Por Fran Sevilla
Era más o menos a esta hora. Amanecía en Bagdad. El primer misil Tomahawk reventó el silencio e hizo estremecerse el suelo y las paredes de la habitación del apart-hotel que compartía con José Miguel Azpiroz. En la conexión en directo con Radio Nacional de España, en esos primeros minutos, al ruido ensordecedor de los misiles seguía una extraña calma en la que incluso se escuchaba nítidamente el canto de los pájaros. Después ya no hubo tregua y el fuego se apoderó de la capital iraquí.
Han pasado diez años. No es tiempo suficiente para olvidar. Hay momentos que quedan grabados de forma indeleble. Sobre todo cuando esos momentos van seguidos de un descenso al infierno, a todos los infiernos posibles. Porque eso fue lo que ocurrió en aquellas primeras horas y en los días, semanas y meses que siguieron a aquel 20 de marzo de 2003. Todavía hoy los iraquíes siguen hundidos en aquella profunda sima que abrieron los primeros misiles. Para que no se les olvide, una decena de atentados han ensangrentado, diez años después, las calles de Bagdad.

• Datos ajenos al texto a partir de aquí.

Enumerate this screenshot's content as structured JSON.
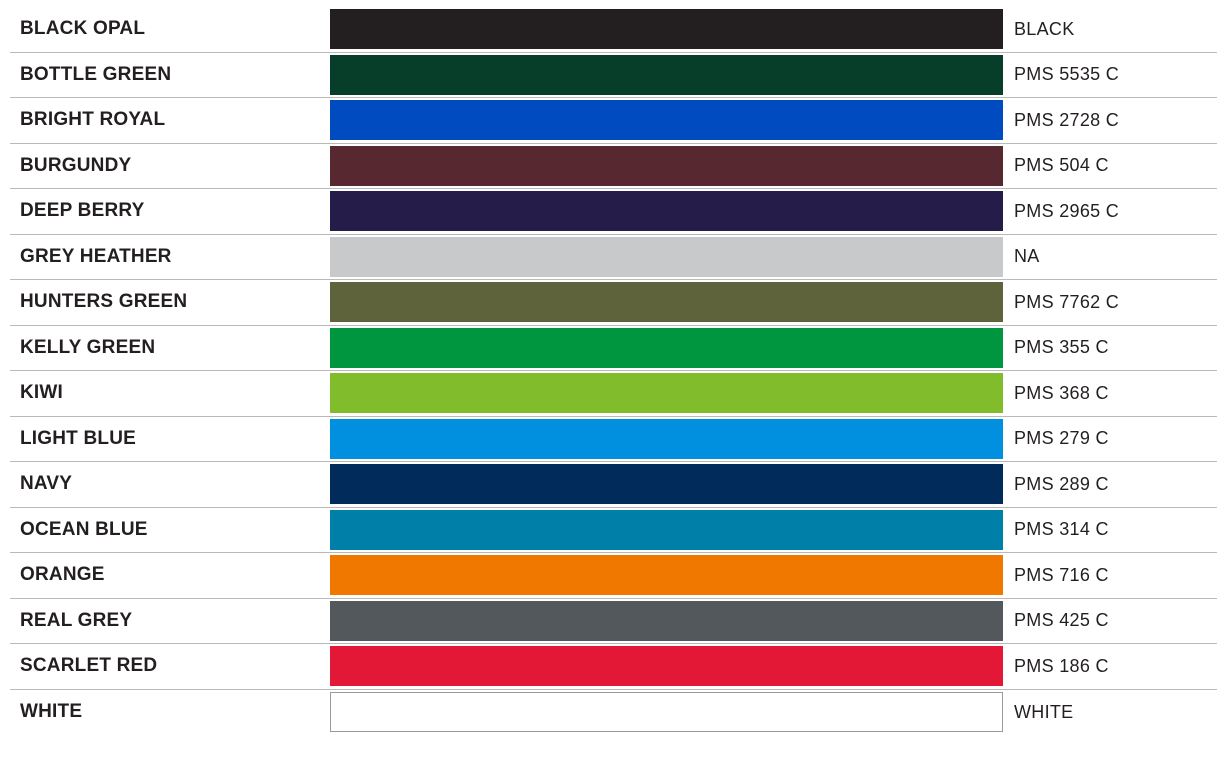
{
  "colors": [
    {
      "name": "BLACK OPAL",
      "code": "BLACK",
      "hex": "#231f20"
    },
    {
      "name": "BOTTLE GREEN",
      "code": "PMS 5535 C",
      "hex": "#073e2a"
    },
    {
      "name": "BRIGHT ROYAL",
      "code": "PMS 2728 C",
      "hex": "#004bbf"
    },
    {
      "name": "BURGUNDY",
      "code": "PMS 504 C",
      "hex": "#582830"
    },
    {
      "name": "DEEP BERRY",
      "code": "PMS 2965 C",
      "hex": "#261c49"
    },
    {
      "name": "GREY HEATHER",
      "code": "NA",
      "hex": "#c8c9cb"
    },
    {
      "name": "HUNTERS GREEN",
      "code": "PMS 7762 C",
      "hex": "#5e633b"
    },
    {
      "name": "KELLY GREEN",
      "code": "PMS 355 C",
      "hex": "#00963f"
    },
    {
      "name": "KIWI",
      "code": "PMS 368 C",
      "hex": "#81bc2c"
    },
    {
      "name": "LIGHT BLUE",
      "code": "PMS 279 C",
      "hex": "#0090df"
    },
    {
      "name": "NAVY",
      "code": "PMS 289 C",
      "hex": "#002b5b"
    },
    {
      "name": "OCEAN BLUE",
      "code": "PMS 314 C",
      "hex": "#007fa8"
    },
    {
      "name": "ORANGE",
      "code": "PMS 716 C",
      "hex": "#f07700"
    },
    {
      "name": "REAL GREY",
      "code": "PMS 425 C",
      "hex": "#53585c"
    },
    {
      "name": "SCARLET RED",
      "code": "PMS 186 C",
      "hex": "#e31837"
    },
    {
      "name": "WHITE",
      "code": "WHITE",
      "hex": "#ffffff"
    }
  ]
}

Horas antes de desatarse la debacle, en la tarde del 19 de marzo, estuvimos con Jon Sistiaga y con José Couso, compartiendo la calma que precedía a la tormenta. Algunos días después José compartió la suerte que les aguardaba a miles de iraquíes. Un tanque estadounidense le arrebató la vida en la terraza del hotel Palestina desde la que filmaba el infierno circundante.
También, desde el otro lado de la difusa línea de separación, Julio Anguita Parrado pagó, con su vida, el mismo tributo por intentar contar al mundo, a través de El Mundo, la locura de aquella invasión injustificable y abyecta.
Diez años después quedan pocas dudas de que la invasión a Irak fue una decisión espuria, basada en mentiras, en manipulaciones, en un desprecio absoluto por la vida de los iraquíes. Son pocos quienes hoy pueden y siguen justificando aquella invasión.
Diez años después Irak es un país destrozado, hundido, sumido en la violencia sectaria, sin esperanza y sin futuro. En el camino han quedado miles de muertos, algunos conocidos, la mayoría anónimos. Y a esa larga lista habrá que ir añadiendo todos los que todavía están por morir. Porque las secuelas de la invasión aún no han concluido.
No emergió un mundo mejor, ni en Irak ni en el resto del mundo, a pesar de acabar con la dictadura de Saddam Hussein y de su posterior ejecución. Emergió un pandemónium que hoy sigue arrebatando vidas. Aunque ya a casi nadie le importe.
(El autor de esta nota es periodista español, corresponsal de guerra de varios medios, cubrió la guerra de Irak. Colaborador habitual de Brecha.)